Good racing and bad catering at the opening meeting at Pardubice

The first of the nine race days announced for Pardubice in the 2017 season was held on the Monday, May 8th Liberation Day public holiday. The course appeared to be in good order, though the desertification of the ploughed fields seems - visually, from a distance - to be progressing quite rapidly. This is presumably because the soil is turned over several times each year, and nothing is nowadays allowed to grow roots there.

A reasonable amount of rain had fallen recently at the racecourse, so the going was 4.0 – good. Although plenty of our better chasers have been running with considerable success in races abroad in the early months of 2017, there had been few opportunities for lower-quality horses to run in the Czech Republic before May 8th. There has been some talk about installing artificial fences at Pardubice, presumably on the oval-track steeplechase course. This could enable classical steeplechases and hurdles races to be run at Pardubice in the early part of our season, before the typically hot and dry summer sets in at Pardubice racecourse.

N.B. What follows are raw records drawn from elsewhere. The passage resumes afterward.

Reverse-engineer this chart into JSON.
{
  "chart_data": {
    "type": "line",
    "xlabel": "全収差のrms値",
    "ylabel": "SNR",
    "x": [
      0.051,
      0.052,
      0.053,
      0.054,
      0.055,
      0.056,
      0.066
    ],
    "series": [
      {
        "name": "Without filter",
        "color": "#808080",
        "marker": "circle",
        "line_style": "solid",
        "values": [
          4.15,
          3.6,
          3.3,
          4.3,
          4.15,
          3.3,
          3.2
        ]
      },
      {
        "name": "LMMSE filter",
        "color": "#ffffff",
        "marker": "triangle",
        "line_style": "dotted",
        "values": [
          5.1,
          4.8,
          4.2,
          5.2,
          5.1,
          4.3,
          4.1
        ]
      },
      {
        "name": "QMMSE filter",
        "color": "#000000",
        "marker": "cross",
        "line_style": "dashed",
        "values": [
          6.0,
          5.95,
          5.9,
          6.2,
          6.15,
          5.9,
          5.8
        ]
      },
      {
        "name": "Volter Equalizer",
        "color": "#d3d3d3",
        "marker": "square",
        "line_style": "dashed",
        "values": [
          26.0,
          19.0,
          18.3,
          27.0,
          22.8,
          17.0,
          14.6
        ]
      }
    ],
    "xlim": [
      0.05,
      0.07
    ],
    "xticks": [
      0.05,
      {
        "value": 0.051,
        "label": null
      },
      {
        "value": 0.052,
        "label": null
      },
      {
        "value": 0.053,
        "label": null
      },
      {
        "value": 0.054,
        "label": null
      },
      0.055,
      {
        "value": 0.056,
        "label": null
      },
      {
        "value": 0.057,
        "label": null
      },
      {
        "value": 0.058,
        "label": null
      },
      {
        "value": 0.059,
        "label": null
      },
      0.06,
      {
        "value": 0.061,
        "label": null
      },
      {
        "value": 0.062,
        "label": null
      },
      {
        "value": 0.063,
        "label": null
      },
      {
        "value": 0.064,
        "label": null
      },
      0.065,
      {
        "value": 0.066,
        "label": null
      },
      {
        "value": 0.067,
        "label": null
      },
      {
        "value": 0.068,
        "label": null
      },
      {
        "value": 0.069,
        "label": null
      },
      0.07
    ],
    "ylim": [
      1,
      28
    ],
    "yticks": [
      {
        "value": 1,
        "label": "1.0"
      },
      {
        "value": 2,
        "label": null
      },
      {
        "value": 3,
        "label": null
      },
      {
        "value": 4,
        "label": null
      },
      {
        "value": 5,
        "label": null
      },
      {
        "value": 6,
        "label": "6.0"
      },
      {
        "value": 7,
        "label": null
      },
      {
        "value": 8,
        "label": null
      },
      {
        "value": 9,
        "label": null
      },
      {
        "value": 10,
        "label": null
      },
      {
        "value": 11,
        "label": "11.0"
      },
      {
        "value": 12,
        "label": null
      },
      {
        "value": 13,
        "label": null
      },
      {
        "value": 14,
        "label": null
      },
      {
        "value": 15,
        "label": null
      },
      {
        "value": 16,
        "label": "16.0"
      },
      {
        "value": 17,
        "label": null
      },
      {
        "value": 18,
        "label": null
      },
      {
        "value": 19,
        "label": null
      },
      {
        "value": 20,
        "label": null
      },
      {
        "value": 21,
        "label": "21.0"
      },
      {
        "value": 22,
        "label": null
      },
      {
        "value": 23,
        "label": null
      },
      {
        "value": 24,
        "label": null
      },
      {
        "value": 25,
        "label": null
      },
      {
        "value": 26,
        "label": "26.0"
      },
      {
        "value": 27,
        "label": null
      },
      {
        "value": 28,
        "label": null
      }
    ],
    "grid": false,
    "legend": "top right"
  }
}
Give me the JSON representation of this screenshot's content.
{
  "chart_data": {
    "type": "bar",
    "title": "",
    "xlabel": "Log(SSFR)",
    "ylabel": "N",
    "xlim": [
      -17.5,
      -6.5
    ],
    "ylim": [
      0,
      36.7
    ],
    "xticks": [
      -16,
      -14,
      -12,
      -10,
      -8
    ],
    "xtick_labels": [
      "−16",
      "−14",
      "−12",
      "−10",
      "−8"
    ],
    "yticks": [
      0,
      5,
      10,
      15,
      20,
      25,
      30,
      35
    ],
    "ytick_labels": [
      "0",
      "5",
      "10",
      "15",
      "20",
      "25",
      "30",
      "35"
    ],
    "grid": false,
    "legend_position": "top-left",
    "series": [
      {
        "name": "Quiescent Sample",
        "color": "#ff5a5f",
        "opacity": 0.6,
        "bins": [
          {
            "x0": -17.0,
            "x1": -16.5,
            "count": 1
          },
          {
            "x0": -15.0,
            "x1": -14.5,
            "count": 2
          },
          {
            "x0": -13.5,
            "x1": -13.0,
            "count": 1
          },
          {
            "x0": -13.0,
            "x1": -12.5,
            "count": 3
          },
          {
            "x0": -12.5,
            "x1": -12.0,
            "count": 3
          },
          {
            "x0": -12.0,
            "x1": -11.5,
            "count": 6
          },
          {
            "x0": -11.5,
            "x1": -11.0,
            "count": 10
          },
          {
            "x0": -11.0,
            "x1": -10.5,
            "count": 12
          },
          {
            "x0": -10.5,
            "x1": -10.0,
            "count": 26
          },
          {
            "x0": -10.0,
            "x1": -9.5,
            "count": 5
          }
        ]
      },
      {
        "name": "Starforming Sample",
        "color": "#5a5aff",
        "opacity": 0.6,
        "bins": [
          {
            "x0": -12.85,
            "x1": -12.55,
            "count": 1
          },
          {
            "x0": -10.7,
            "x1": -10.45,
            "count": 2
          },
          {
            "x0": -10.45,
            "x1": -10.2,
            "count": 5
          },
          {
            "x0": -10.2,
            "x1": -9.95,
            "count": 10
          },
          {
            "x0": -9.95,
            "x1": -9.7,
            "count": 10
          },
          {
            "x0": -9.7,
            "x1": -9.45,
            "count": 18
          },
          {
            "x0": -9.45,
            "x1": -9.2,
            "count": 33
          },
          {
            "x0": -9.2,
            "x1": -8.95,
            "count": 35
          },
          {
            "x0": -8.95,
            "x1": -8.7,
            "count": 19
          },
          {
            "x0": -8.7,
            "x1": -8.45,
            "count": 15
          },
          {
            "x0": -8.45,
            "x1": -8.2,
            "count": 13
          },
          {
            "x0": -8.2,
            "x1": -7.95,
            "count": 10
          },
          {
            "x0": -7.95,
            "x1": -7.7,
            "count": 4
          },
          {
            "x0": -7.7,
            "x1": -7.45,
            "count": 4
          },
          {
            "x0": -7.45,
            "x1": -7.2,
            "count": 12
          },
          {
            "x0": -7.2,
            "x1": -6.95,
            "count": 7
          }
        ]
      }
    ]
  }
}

Ninety-seven horses turned out for the eight races, and there was competitive racing. No jockey or trainer had more than one winner, not even Josef Vána, whose success rate, both in Italy andin the Czech Republic, has been phenomenal this year. There were two Category I races. In the Irish Ambassador’s Gold Cup Steeplechase supported by EASYFIX, over 3 900 metres, Polish-trained Trim took a long lead, and was still well away from the rest of the field when he crashed into the third from home. Mustamir, trained by František Holčák and ridden by Marek Stromský,then went on to win comfortably. In the Category I Town of Pardubice Stakes - Opening Crosscountry Steeplechase, over 4 500 metres, Wild Danger, trained by Josef Vána and ridden by our champion jumps jockey, Jan Kratochvíl, also won comfortably.

There was quite a good crowd, attracted by bright weather early in the day - which deteriorated into an overcast late afternoon. In the past, we common people could buy good wine and not bad food at reasonable prices at Pardubice racecourse. This year, it seems, all the rights to sell food and drinks have been assigned to a single company, and all they offered was disgusting sausages, wine from boxes, and bad coffee. There was beer, of course, and very reasonably priced. Bad beer is scarcely obtainable in the Czech Republic. This kind of catering seems to be profitable at Czech ice-hockey stadiums. Perhaps the catering company is right: the working man is too stupid to notice or care that his stomach is being damaged and he is being ripped off.

As far as I know, fine wines and decent food were served to the refined folk up there in the private boxes.